Nazismo e comunismo condividevano ancora un altro tratto: la persecuzione della Chiesa cattolica. Nella persecuzione antireligiosa del nazismo, il dottor Plinio non vide un aspetto accidentale ed estrinseco della politica del Terzo Reich, ma la logica conseguenza di una visione del mondo antitetica a quella cattolica.

“La realtà è che la politica antireligiosa del Terzo Reich ne è un carattere essenziale, un tratto fondamentale del suo contenuto ideologico o, meglio ancora, il significato profondo e la stessa ragion d’essere del nazismo” (6).

E ancora: “Il nazismo è il risultato di un processo profondo; la sua politica antireligiosa è parte integrante del suo pensiero; questo pensiero è così visceralmente antireligioso che, se il partito nazista si trasformasse in baluardo del cattolicesimo nell’Europa orientale, resterei non meno sconcertato che se la massoneria si convertisse in una pia confraternita” (7).

Solo dopo la guerra la sinistra, propagandisticamente vittoriosa e bisognosa di costruirsi uno spauracchio da biasimare e calpestare, fomentò il mito del nazismo come movimento di destra.
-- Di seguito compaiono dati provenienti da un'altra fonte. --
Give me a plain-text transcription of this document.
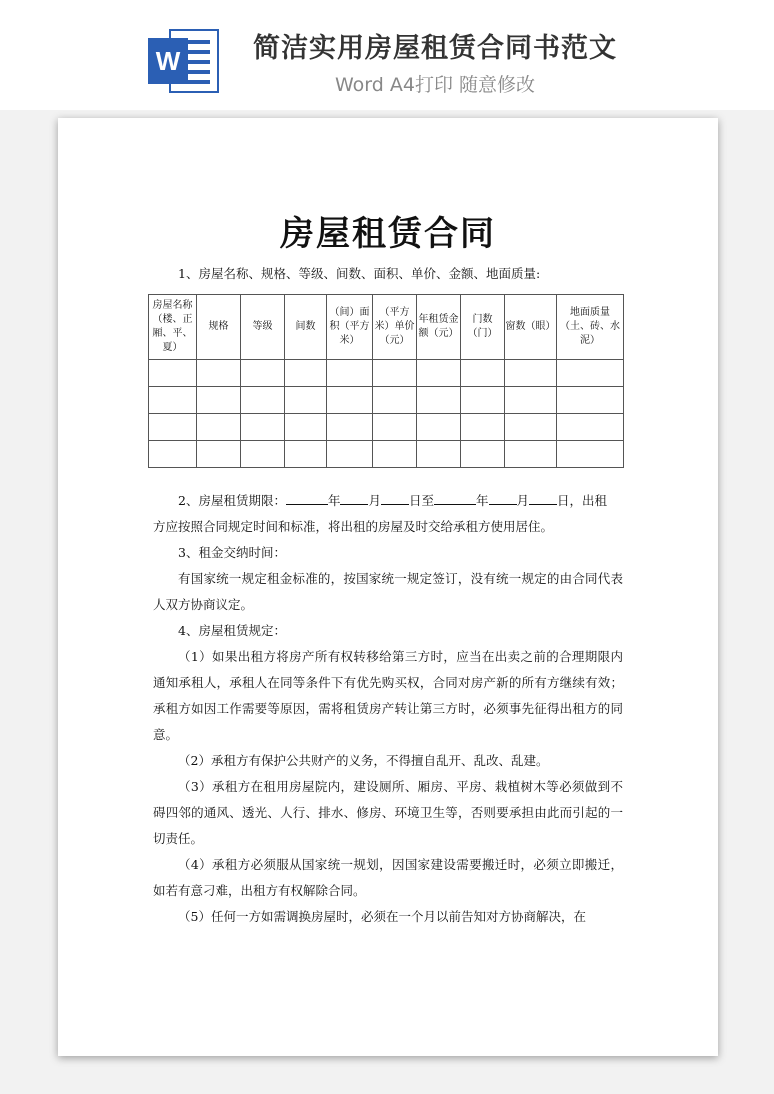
W	简洁实用房屋租赁合同书范文
Word A4打印 随意修改
房屋租赁合同
1、房屋名称、规格、等级、间数、面积、单价、金额、地面质量:
房屋名称（楼、正厢、平、夏）	规格	等级	间数	（间）面积（平方米）	（平方米）单价（元）	年租赁金额（元）	门数（门）	窗数（眼）	地面质量（土、砖、水泥）

2、房屋租赁期限：	年 月 日至	年 月 日，出租

方应按照合同规定时间和标准，将出租的房屋及时交给承租方使用居住。

3、租金交纳时间：

有国家统一规定租金标准的，按国家统一规定签订，没有统一规定的由合同代表人双方协商议定。

4、房屋租赁规定：

（1）如果出租方将房产所有权转移给第三方时，应当在出卖之前的合理期限内通知承租人，承租人在同等条件下有优先购买权，合同对房产新的所有方继续有效；承租方如因工作需要等原因，需将租赁房产转让第三方时，必须事先征得出租方的同意。

（2）承租方有保护公共财产的义务，不得擅自乱开、乱改、乱建。

（3）承租方在租用房屋院内，建设厕所、厢房、平房、栽植树木等必须做到不碍四邻的通风、透光、人行、排水、修房、环境卫生等，否则要承担由此而引起的一切责任。

（4）承租方必须服从国家统一规划，因国家建设需要搬迁时，必须立即搬迁，如若有意刁难，出租方有权解除合同。

（5）任何一方如需调换房屋时，必须在一个月以前告知对方协商解决，在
Calpestare un cadavere morto da quasi ottant’anni è comodo. Il problema era affrontare il mostro quando esso marciava al passo d’oca sotto le finestre. Proprio come fece Plinio Corrêa de Oliveira.

Note

(1) Mara Gergolet, “Hitler? Era un comunista. Lo show tra Weidel e Musk”, Corriere della Sera, 10 gennaio 2025; id. “Remigrazione, Dexit e quello slogan che ricorda i nazisti: le parole di Alice”, id., 11 gennaio 2025.
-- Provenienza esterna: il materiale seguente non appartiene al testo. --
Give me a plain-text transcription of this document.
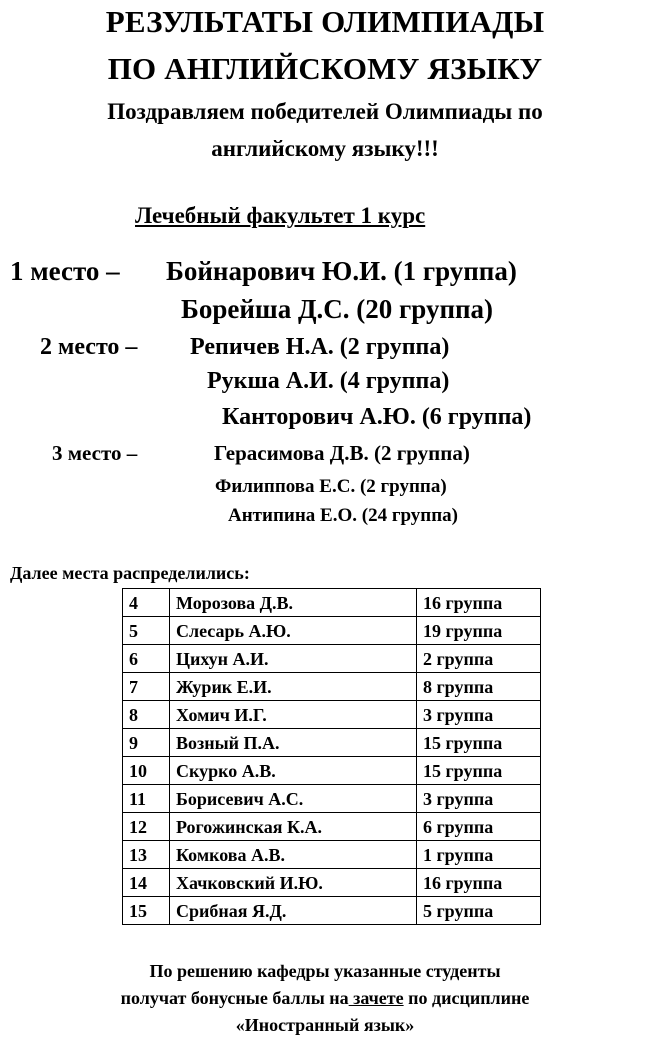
РЕЗУЛЬТАТЫ ОЛИМПИАДЫ
ПО АНГЛИЙСКОМУ ЯЗЫКУ
Поздравляем победителей Олимпиады по
английскому языку!!!
Лечебный факультет 1 курс
1 место – Бойнарович Ю.И. (1 группа)
Борейша Д.С. (20 группа)
2 место – Репичев Н.А. (2 группа)
Рукша А.И. (4 группа)
Канторович А.Ю. (6 группа)
3 место –	Герасимова Д.В. (2 группа)
Филиппова Е.С. (2 группа)
Антипина Е.О. (24 группа)
Далее места распределились:
4	Морозова Д.В.	16 группа
5	Слесарь А.Ю.	19 группа
6	Цихун А.И.	2 группа
7	Журик Е.И.	8 группа
8	Хомич И.Г.	3 группа
9	Возный П.А.	15 группа
10	Скурко А.В.	15 группа
11	Борисевич А.С.	3 группа
12	Рогожинская К.А.	6 группа
13	Комкова А.В.	1 группа
14	Хачковский И.Ю.	16 группа
15	Срибная Я.Д.	5 группа
По решению кафедры указанные студенты
получат бонусные баллы на зачете по дисциплине
«Иностранный язык»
(2) Roberto de Mattei, Il crociato del secolo XX. Plinio Corrêa de Oliveira, Piemme, 1997, p. 75.

(3) Plinio Corrêa de Oliveira, “Pela grandeza e liberdade da Ação Católica”, O Legionário, 13 gennaio 1939.

(4) “A margem da crisi”, Ibid., 25 settembre 1938.

(5) Pio XII, discorso 2 giugno 1945.

(6) Plinio Corrêa de Oliveira, “Falsificação”, O Legionário, 21 aprile 1940.